Un exemple de contraintes financières peut être observé dans le partenariat des pays européens et en développement sur les essais cliniques (EDCTP), qui finance un renforcement des capacités et des essais cliniques. Au titre du sixième programme-cadre (6e PC), la Commission européenne a alloué initialement 200 millions d'euros au programme EDCTP, auxquels devaient s'ajouter 200 millions d'euros issus des budgets nationaux et 200 millions d'euros versés par le secteur privé. À la suite de divers problèmes d'administration et de gestion, 40 millions d'euros seulement ont toutefois été débloqués à ce jour à partir du budget européen, et 37 millions à peine du côté des États membres.
Le rapport du projet formule donc quelques propositions pour la définition de la réaction européenne à la pandémie en termes de recherche. Il préconise notamment la création d'un programme de recherche européen sur le VIH pour les pays en développement, qui serait financé partiellement par le budget de la Communauté européenne et des États membres et dirigé par une organisation calquée sur le Conseil européen de la recherche (CER).
«Avec son histoire unique et ses responsabilités mondiales, ainsi que son économie puissante, l'Europe se doit de mettre sur pied un tel programme de recherche global, et ce à une échelle qui soit à la hauteur du défi à relever», affirme le docteur Serageldin.
Ce programme serait chargé de distribuer d'importantes subventions pour la recherche fondamentale et appliquée sur la base de critères d'excellence scientifique. Les institutions tant publiques que privées pourraient bénéficier de ces subventions à condition qu'elles publient tous leurs résultats. Le programme aurait également la possibilité de former des partenariats public-privé axés sur la recherche traductionnelle, les systèmes de production et les essais cliniques.
Les auteurs du rapport insistent sur la nécessité particulière d'investir davantage dans la recherche sur les vaccins et les microbiocides. «S'il existait un vaccin efficace qui puisse être administré aux personnes les plus à risque, ou une mesure préventive simple et efficace que les femmes puissent appliquer avant un rapport sexuel, cela pourrait changer complètement la donne!», écrivent-ils.

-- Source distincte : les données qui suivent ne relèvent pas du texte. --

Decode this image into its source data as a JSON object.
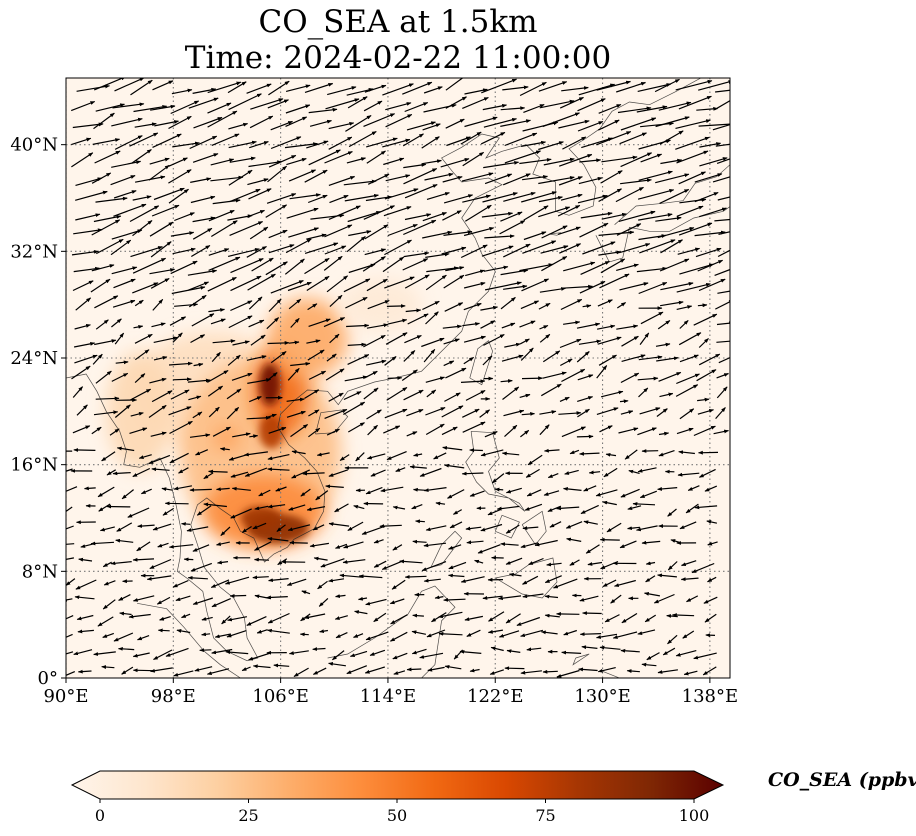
{
  "title": {
    "line1": "CO_SEA at 1.5km",
    "line2": "Time: 2024-02-22 11:00:00"
  },
  "map": {
    "extent": {
      "lon": [
        90,
        139.5
      ],
      "lat": [
        0,
        45
      ]
    },
    "lat_ticks": [
      {
        "value": 0,
        "label": "0°"
      },
      {
        "value": 8,
        "label": "8°N"
      },
      {
        "value": 16,
        "label": "16°N"
      },
      {
        "value": 24,
        "label": "24°N"
      },
      {
        "value": 32,
        "label": "32°N"
      },
      {
        "value": 40,
        "label": "40°N"
      }
    ],
    "lon_ticks": [
      {
        "value": 90,
        "label": "90°E"
      },
      {
        "value": 98,
        "label": "98°E"
      },
      {
        "value": 106,
        "label": "106°E"
      },
      {
        "value": 114,
        "label": "114°E"
      },
      {
        "value": 122,
        "label": "122°E"
      },
      {
        "value": 130,
        "label": "130°E"
      },
      {
        "value": 138,
        "label": "138°E"
      }
    ],
    "gridlines": true,
    "background_color": "#fff5eb",
    "co_plumes": [
      {
        "lon": 101.0,
        "lat": 21.5,
        "rlon": 6.0,
        "rlat": 4.5,
        "value": 15
      },
      {
        "lon": 104.5,
        "lat": 17.0,
        "rlon": 6.0,
        "rlat": 7.0,
        "value": 28
      },
      {
        "lon": 104.8,
        "lat": 12.5,
        "rlon": 4.5,
        "rlat": 2.8,
        "value": 45
      },
      {
        "lon": 106.0,
        "lat": 21.5,
        "rlon": 2.0,
        "rlat": 3.5,
        "value": 55
      },
      {
        "lon": 95.5,
        "lat": 20.0,
        "rlon": 2.5,
        "rlat": 4.5,
        "value": 18
      },
      {
        "lon": 108.0,
        "lat": 25.5,
        "rlon": 3.0,
        "rlat": 3.0,
        "value": 35
      },
      {
        "lon": 113.5,
        "lat": 28.0,
        "rlon": 3.0,
        "rlat": 2.0,
        "value": 8
      },
      {
        "lon": 105.8,
        "lat": 11.2,
        "rlon": 2.3,
        "rlat": 1.1,
        "value": 85
      },
      {
        "lon": 104.5,
        "lat": 12.0,
        "rlon": 1.5,
        "rlat": 0.9,
        "value": 80
      },
      {
        "lon": 105.2,
        "lat": 22.0,
        "rlon": 0.8,
        "rlat": 1.6,
        "value": 95
      },
      {
        "lon": 105.3,
        "lat": 18.5,
        "rlon": 0.9,
        "rlat": 1.3,
        "value": 75
      },
      {
        "lon": 102.0,
        "lat": 18.0,
        "rlon": 0.8,
        "rlat": 0.8,
        "value": 40
      }
    ],
    "wind_field": {
      "description_regions": [
        {
          "lat_min": 28,
          "lat_max": 45,
          "lon_min": 90,
          "lon_max": 120,
          "u": 8,
          "v": 3
        },
        {
          "lat_min": 28,
          "lat_max": 45,
          "lon_min": 120,
          "lon_max": 139.5,
          "u": 9,
          "v": 2.5
        },
        {
          "lat_min": 18,
          "lat_max": 28,
          "lon_min": 90,
          "lon_max": 139.5,
          "u": 5,
          "v": 2
        },
        {
          "lat_min": 0,
          "lat_max": 18,
          "lon_min": 90,
          "lon_max": 139.5,
          "u": -5,
          "v": -1
        }
      ]
    }
  },
  "colorbar": {
    "label": "CO_SEA (ppbv)",
    "min": 0,
    "max": 100,
    "ticks": [
      {
        "value": 0,
        "label": "0"
      },
      {
        "value": 25,
        "label": "25"
      },
      {
        "value": 50,
        "label": "50"
      },
      {
        "value": 75,
        "label": "75"
      },
      {
        "value": 100,
        "label": "100"
      }
    ],
    "colormap_stops": [
      "#fff5eb",
      "#fee6ce",
      "#fdd0a2",
      "#fdae6b",
      "#fd8d3c",
      "#f16913",
      "#d94801",
      "#a63603",
      "#7f2704",
      "#5a0000"
    ]
  }
}
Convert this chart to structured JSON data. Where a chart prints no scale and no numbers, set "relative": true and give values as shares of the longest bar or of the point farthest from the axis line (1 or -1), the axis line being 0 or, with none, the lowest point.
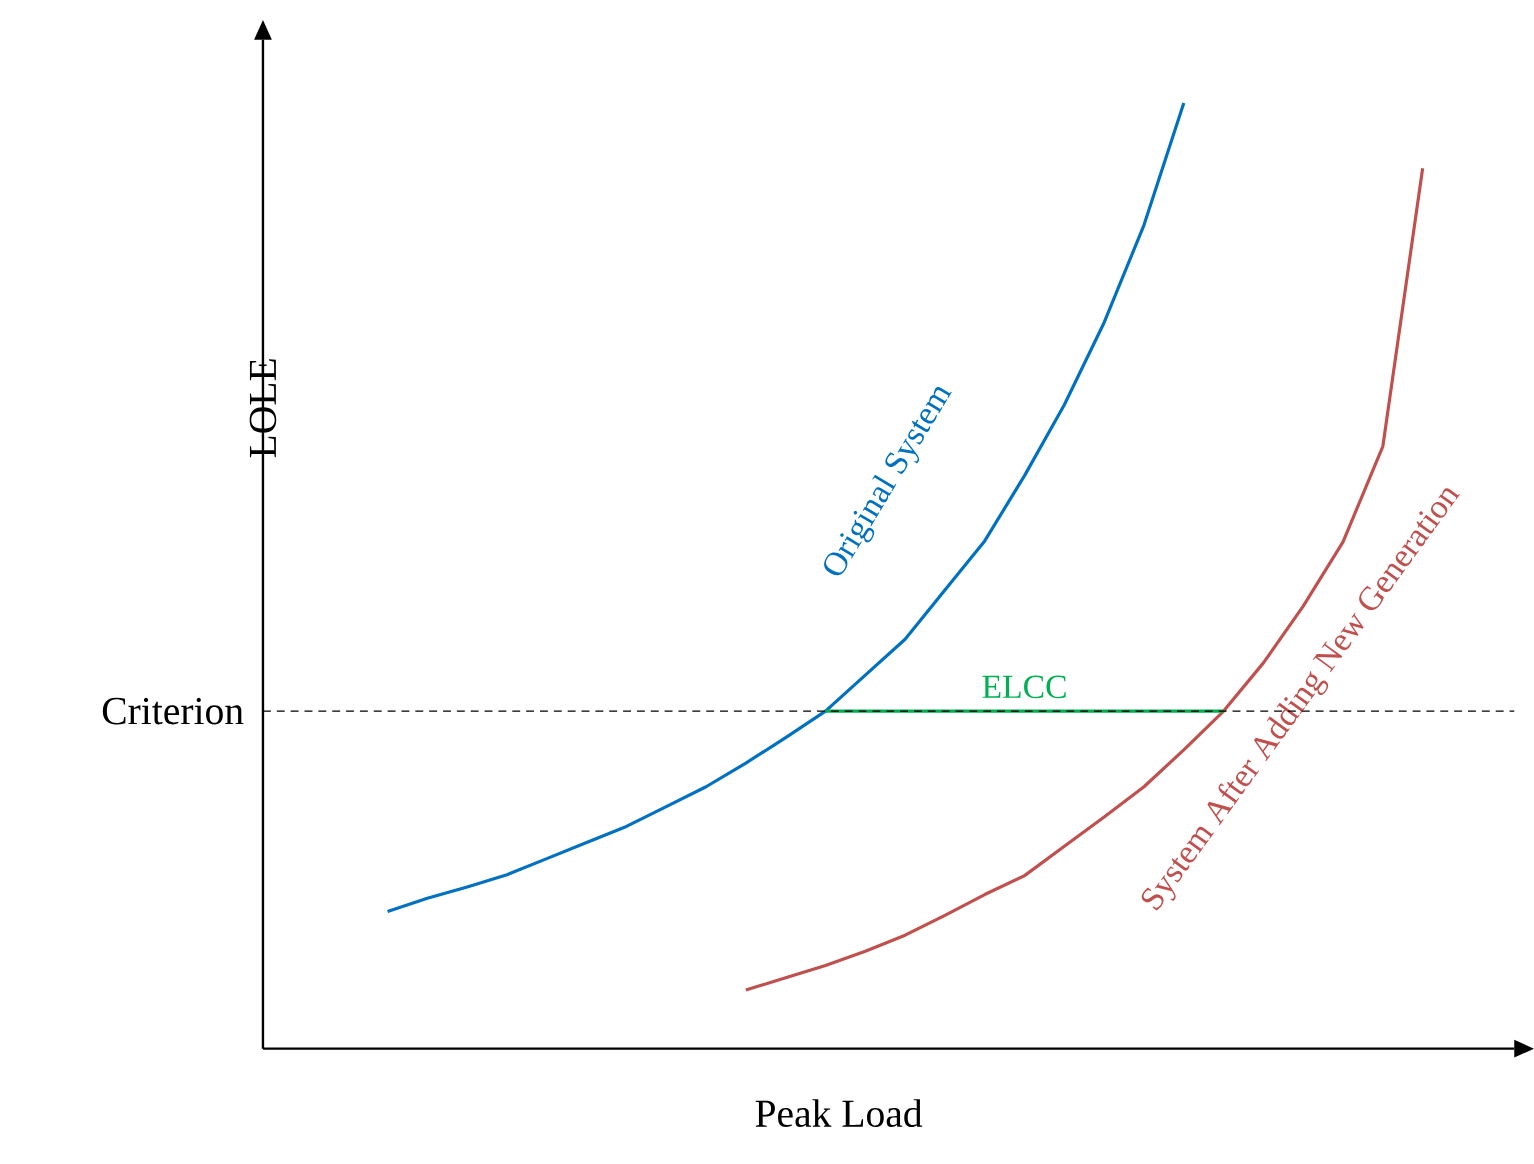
{
  "chart_data": {
    "type": "line",
    "relative": true,
    "xlabel": "Peak Load",
    "ylabel": "LOLE",
    "categories": [
      null,
      null,
      null,
      null,
      null,
      null,
      null,
      null,
      null,
      null,
      null,
      null,
      null,
      null,
      null,
      null,
      null,
      null,
      null,
      null,
      null,
      null,
      null,
      null,
      null,
      null,
      null,
      null,
      null,
      null,
      null
    ],
    "series": [
      {
        "name": "Original System",
        "color": "#0070c0",
        "values": [
          null,
          null,
          null,
          0.145,
          0.159,
          0.171,
          0.184,
          0.201,
          0.218,
          0.235,
          0.256,
          0.277,
          0.302,
          0.329,
          0.357,
          0.395,
          0.433,
          0.485,
          0.537,
          0.606,
          0.681,
          0.768,
          0.871,
          1,
          null,
          null,
          null,
          null,
          null,
          null,
          null
        ]
      },
      {
        "name": "System After Adding New Generation",
        "color": "#c0504d",
        "values": [
          null,
          null,
          null,
          null,
          null,
          null,
          null,
          null,
          null,
          null,
          null,
          null,
          0.062,
          0.075,
          0.088,
          0.103,
          0.12,
          0.141,
          0.163,
          0.183,
          0.214,
          0.245,
          0.277,
          0.316,
          0.357,
          0.408,
          0.468,
          0.536,
          0.637,
          0.931,
          null
        ]
      },
      {
        "name": "ELCC",
        "color": "#00b050",
        "values": [
          null,
          null,
          null,
          null,
          null,
          null,
          null,
          null,
          null,
          null,
          null,
          null,
          null,
          null,
          0.357,
          null,
          null,
          null,
          null,
          null,
          null,
          null,
          null,
          null,
          0.357,
          null,
          null,
          null,
          null,
          null,
          null
        ]
      }
    ],
    "ref_lines": [
      {
        "axis": "y",
        "value": 0.357,
        "label": "Criterion",
        "color": "#000000",
        "line_style": "dashed"
      }
    ]
  }
}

Le défi reste toutefois immense et requiert un engagement à une échelle industrielle, à la fois de la part de la Commission européenne et des États membres, pour transformer les idées en produits fonctionnels. «En résumé, cela implique de raisonner dans un esprit industriel, comme une entreprise qui cherche à dégager un bénéfice, mais en l'occurrence, en cherchant à sauver des vies», peut-on lire dans le rapport. Il est en outre recommandé que l'Europe crée un instrument de financement des projets d'une profondeur et d'une durée suffisantes pour qu'un vaccin puisse être entièrement développé et soumis à un examen par d'autres scientifiques.
Une deuxième phase s'imposerait ensuite pour faire avancer le candidat le plus prometteur. Ces efforts devraient être associés sous l'égide de l'initiative Global HIV Vaccine Enterprise afin de hiérarchiser les meilleurs candidats. D'autre part, des incitations politiques pourraient être offertes au secteur privé pour rechercher un vaccin contre le sida, et des incitations pourraient également servir à intensifier la recherche sur de nouveaux médicaments anti-rétroviraux.